Ethique, conscience et mal à l'être

Désorienté et assez mal à l'aise.

Ce sont les mots que je choisirais après avoir géré un "cas" qui semblait pourtant assez simple.

Prenons les faits : M. et Mme Hermann sont un couple de retraités d'environ 70 ans. J'imagine qu'il vivent ensemble depuis plus de 40 ans.
Depuis 19 ans, ils partagent leur existence avec Gitane, petite boule de poil inquiète de 5 kg, dont vous imaginez l'état de santé.
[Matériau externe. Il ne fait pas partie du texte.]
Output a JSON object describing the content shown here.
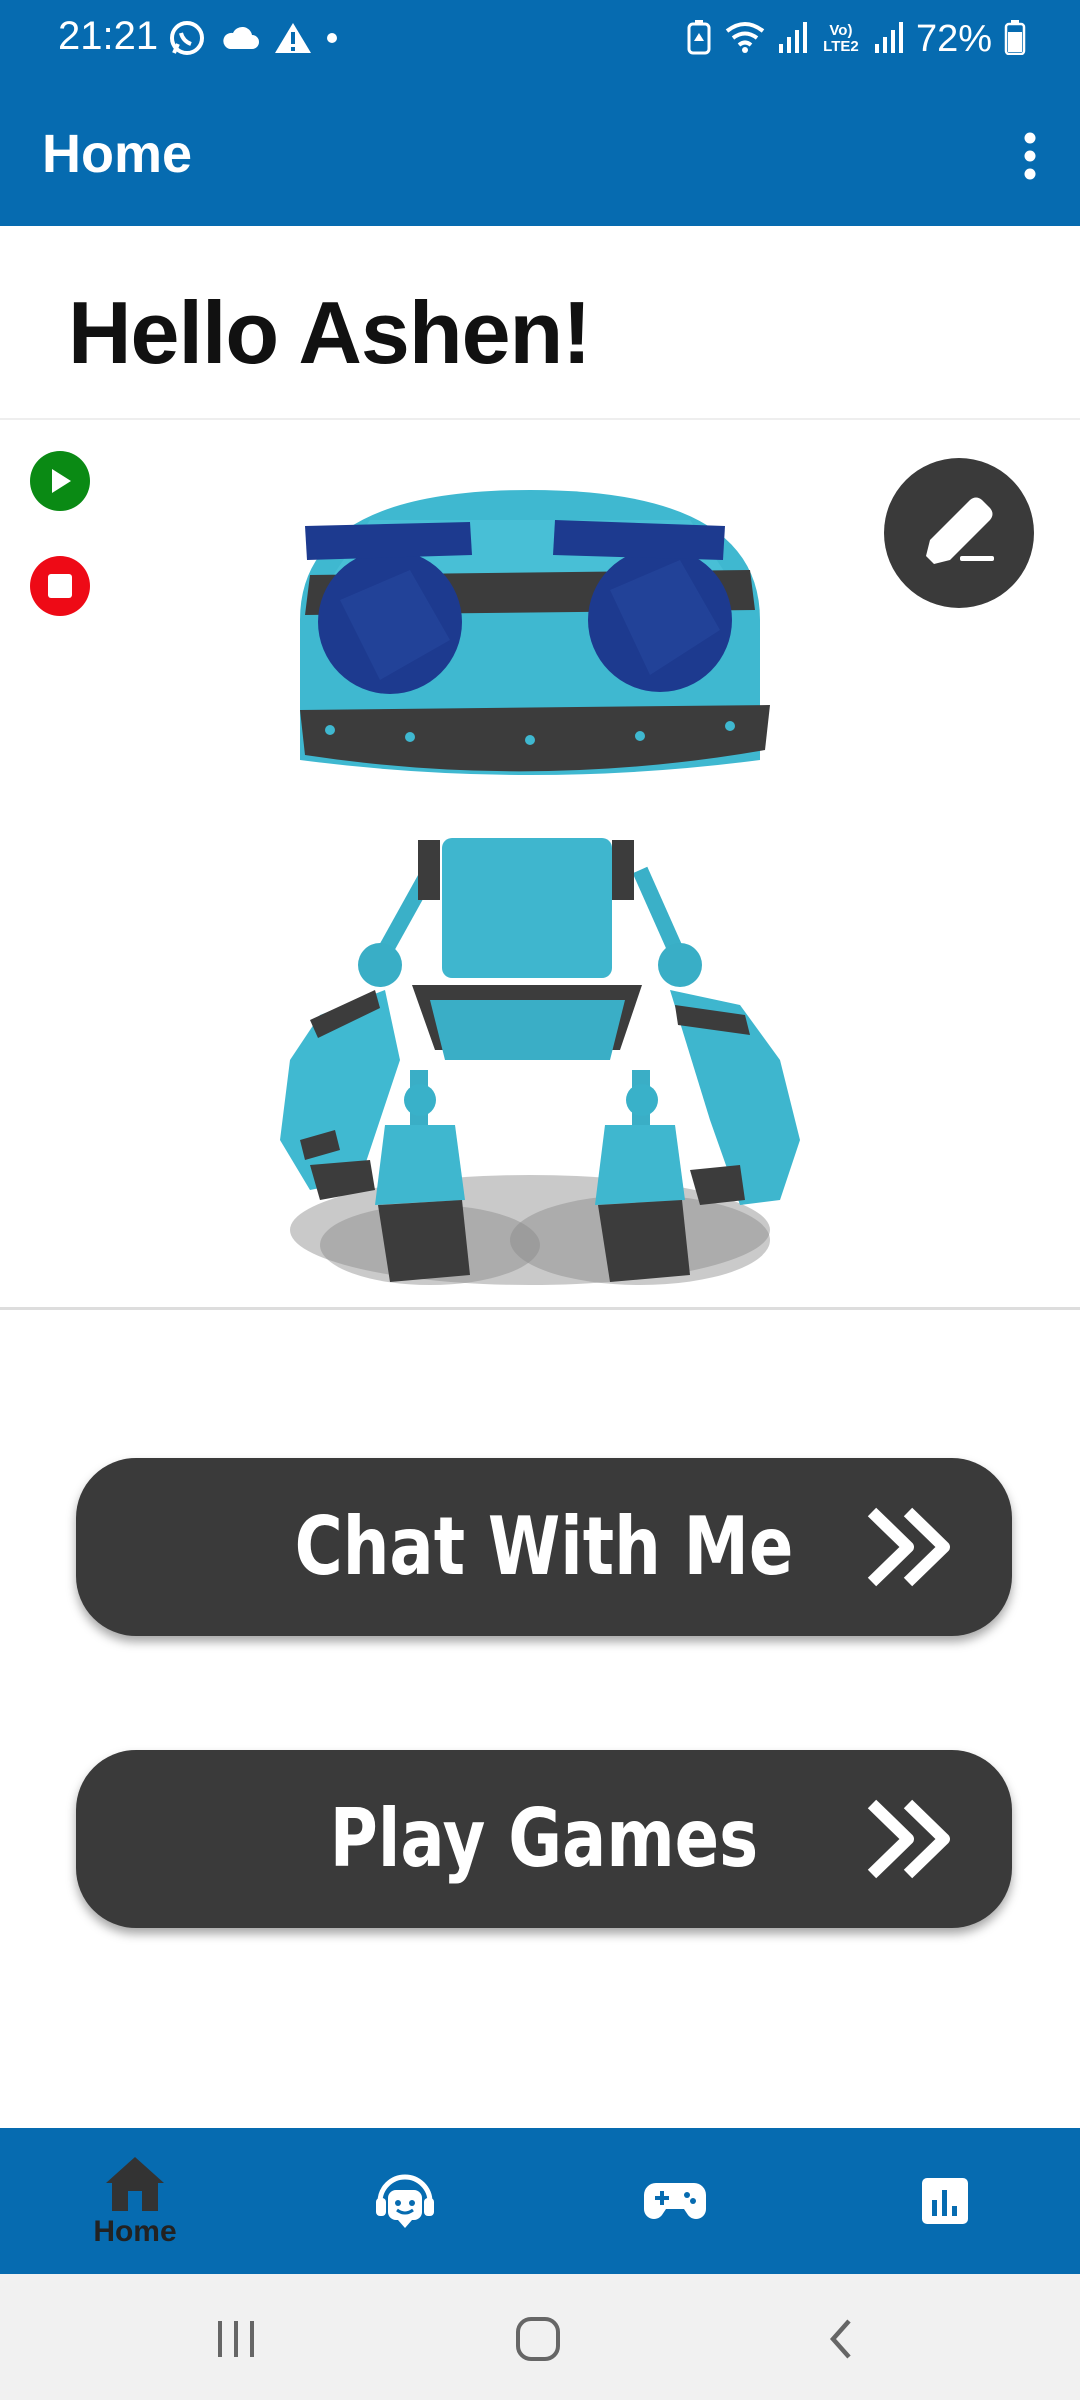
{
  "status_bar": {
    "time": "21:21",
    "left_icons": [
      "whatsapp-icon",
      "cloud-icon",
      "warning-icon",
      "dot-icon"
    ],
    "right_icons": [
      "battery-saver-icon",
      "wifi-icon",
      "signal-icon",
      "volte-icon",
      "signal-icon-2",
      "battery-icon"
    ],
    "network_label": "Vo) LTE2",
    "battery_percent": "72%"
  },
  "app_bar": {
    "title": "Home"
  },
  "greeting": {
    "text": "Hello Ashen!"
  },
  "viewer": {
    "controls": [
      "play-icon",
      "stop-icon",
      "pencil-icon"
    ]
  },
  "actions": {
    "chat_label": "Chat With Me",
    "games_label": "Play Games"
  },
  "bottom_nav": {
    "items": [
      {
        "icon": "home-icon",
        "label": "Home",
        "active": true
      },
      {
        "icon": "chat-bot-icon",
        "label": ""
      },
      {
        "icon": "gamepad-icon",
        "label": ""
      },
      {
        "icon": "stats-icon",
        "label": ""
      }
    ]
  },
  "system_nav": {
    "buttons": [
      "recents-icon",
      "home-circle-icon",
      "back-icon"
    ]
  },
  "colors": {
    "primary": "#066bb0",
    "button_dark": "#3a3a3a",
    "play_green": "#0a8a14",
    "stop_red": "#ee0a16",
    "robot_teal": "#3ab3cb",
    "robot_eye": "#1d3a8f"
  }
}
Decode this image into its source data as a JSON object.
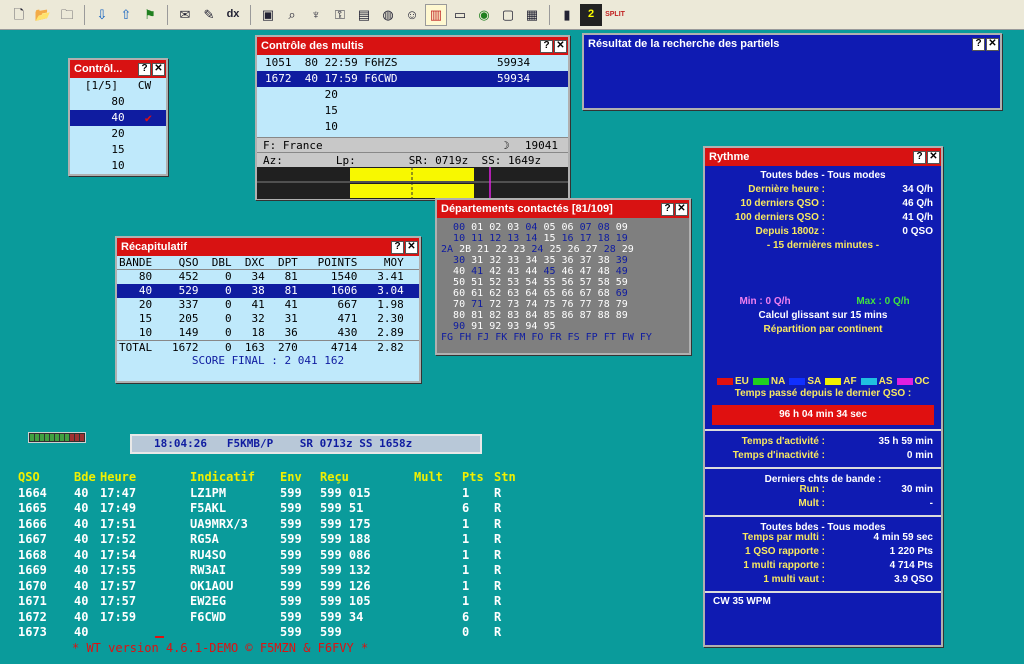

Un rendez-vous avec M. et Mme Hermann, c'est presque un rituel.
C'est d'abord, lorsque j'ouvre la porte de la salle de consultation, l'image de ce couple très accordé. Monsieur Hermann porte un pardessus noir, un fin pull bordeaux et une écharpe grise. Ses cheveux argentés, très épais, sont parfaitement coiffés. Il a un chapeau gris. Ses chaussures noires sont impeccables. Madame Hermann porte un manteau de fourrure et une toque discrète, un foulard en soie noué autour du cou, une broche florale dorée sur la poitrine. Une mise qui pourrait être vulgaire, mais ces vêtements sont portés avec naturel, sans ostentation.
Juste après l'image vient le parfum, celui de madame Hermann, un parfum très présent, assez lourd, une note de vanille presque oppressante. C'est curieusement ce parfum qui domine mes perceptions lors de mes rencontres avec M et Mme Hermann.
Pas la voix grave, calme et posée de monsieur, ni les notes plus inquiètes de celles de madame.
Pas la poignée de main ferme et souple, sans énergie excessive, de monsieur, ni la caresse de cette main légère, presque impalpable, de madame.
C'est ce parfum de vanille, qui imprègne également le pelage de Gitane, tremblante, déjà, dans les bras de sa maîtresse.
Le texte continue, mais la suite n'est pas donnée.